The Food Label a Majority of Shoppers Look for Remains Meaningless


Whole Foods, General Mills, Naked Juice, Kashi, Trader Joe’s—all have been slapped with lawsuits in recent years claiming that they misled consumers by labeling products as “natural.” Last year, Kashi paid nearly $4 million to settle a class-action lawsuit in Florida, following a $5 million payout to settle a 2014 lawsuit filed in California. The company was labeling foods “all-natural,” according to the Florida lawsuit, when they contained artificial, synthetic, and genetically engineered ingredients.

A new survey from Consumer Reports reveals much about the reason for such lawsuits, and for the labels appearing on products in the first place. In short, shoppers want to buy products that are, well, natural, and 62 percent of survey respondents said they look for the label. The problem is, the label is all but meaningless: The Food and Drug Administration “has not developed a definition for use of the term natural or its derivatives,” according to the agency’s website. “However, the agency has not objected to the use of the term if the food does not contain added color, artificial flavors, or synthetic substances.”

What Consumer Reports found in its new survey, building on similar research conducted in 2014, is that shoppers think far more of the label than the FDA does. Some two-thirds of respondents “believe the natural food label means more than it does,” and close to 50 percent are convinced that the labeling claim, like USDA Organic, is independently verified—which is not the case. That’s led Consumer Reports to renew its call for the FDA (and the USDA) to reconsider “natural.”

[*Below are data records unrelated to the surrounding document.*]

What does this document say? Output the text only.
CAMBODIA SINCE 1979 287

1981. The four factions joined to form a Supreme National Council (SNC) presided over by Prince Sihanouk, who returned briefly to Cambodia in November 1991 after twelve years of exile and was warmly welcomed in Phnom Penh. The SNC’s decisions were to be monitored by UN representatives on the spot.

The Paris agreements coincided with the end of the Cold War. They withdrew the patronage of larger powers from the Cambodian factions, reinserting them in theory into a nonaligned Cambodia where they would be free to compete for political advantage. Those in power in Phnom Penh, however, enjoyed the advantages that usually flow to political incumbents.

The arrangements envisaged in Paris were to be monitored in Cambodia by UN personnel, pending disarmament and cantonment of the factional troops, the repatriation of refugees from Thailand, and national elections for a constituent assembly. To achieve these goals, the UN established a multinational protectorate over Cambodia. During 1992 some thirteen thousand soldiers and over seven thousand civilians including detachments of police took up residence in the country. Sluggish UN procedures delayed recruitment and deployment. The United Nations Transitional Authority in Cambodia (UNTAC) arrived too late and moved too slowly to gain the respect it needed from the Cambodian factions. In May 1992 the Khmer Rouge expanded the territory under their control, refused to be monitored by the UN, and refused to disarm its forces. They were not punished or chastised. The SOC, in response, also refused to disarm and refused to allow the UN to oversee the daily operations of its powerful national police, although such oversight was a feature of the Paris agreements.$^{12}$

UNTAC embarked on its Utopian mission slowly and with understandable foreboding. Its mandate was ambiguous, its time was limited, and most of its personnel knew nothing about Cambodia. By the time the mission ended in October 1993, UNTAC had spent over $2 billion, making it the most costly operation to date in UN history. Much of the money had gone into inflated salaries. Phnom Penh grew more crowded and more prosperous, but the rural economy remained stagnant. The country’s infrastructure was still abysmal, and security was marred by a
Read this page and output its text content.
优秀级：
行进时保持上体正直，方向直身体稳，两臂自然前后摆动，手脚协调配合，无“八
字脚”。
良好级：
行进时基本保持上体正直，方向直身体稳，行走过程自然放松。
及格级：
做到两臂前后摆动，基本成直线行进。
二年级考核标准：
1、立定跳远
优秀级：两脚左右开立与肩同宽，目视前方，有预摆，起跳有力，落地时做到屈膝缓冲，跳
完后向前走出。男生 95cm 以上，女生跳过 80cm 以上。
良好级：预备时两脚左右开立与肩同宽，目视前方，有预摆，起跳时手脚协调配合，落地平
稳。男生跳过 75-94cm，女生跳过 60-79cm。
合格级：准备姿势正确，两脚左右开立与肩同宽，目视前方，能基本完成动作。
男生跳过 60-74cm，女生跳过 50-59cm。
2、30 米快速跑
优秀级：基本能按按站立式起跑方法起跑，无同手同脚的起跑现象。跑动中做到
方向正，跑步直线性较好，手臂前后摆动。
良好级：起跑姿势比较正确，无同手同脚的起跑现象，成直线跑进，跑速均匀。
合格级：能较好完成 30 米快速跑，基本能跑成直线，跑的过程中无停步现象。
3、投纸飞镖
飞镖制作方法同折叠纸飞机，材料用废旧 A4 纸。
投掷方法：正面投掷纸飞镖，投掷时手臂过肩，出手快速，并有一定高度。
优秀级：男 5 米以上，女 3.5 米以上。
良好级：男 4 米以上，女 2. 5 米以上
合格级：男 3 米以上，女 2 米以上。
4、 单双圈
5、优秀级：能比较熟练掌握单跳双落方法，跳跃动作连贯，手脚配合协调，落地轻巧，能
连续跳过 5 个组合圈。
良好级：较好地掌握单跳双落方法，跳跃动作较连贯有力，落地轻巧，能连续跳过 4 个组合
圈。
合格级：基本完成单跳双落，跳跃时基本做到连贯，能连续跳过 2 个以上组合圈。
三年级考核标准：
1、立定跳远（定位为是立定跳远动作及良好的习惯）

“Ideally, we’d like to see federal regulators ban the natural label, but if they don’t get rid of it, then they must give it real meaning,” Urvashi Rangan, ­director of Consumer Reports’ Food Safety & Sustainability Center, said on the watchdog’s website.

Additional questions asked in the survey—which included 1,005 randomly selected adults representative of national demographics—point to what exactly consumers are looking for from both products and the labels on them.

According to the survey, 63 and 62 percent of respondents, respectively, said that “reducing pesticide exposure” and “protecting the environment from chemicals” were “very important.” Those numbers are up significantly compared with the 2014 survey, in which 45 and 47 percent of respondents said the issues were “very important.” Of least concern in the new survey was “avoiding artificial ingredients,” which only 48 percent of respondents said was “very important”—and artificial ingredients are the only thing consumers are likely to avoid by buying products labeled “natural.”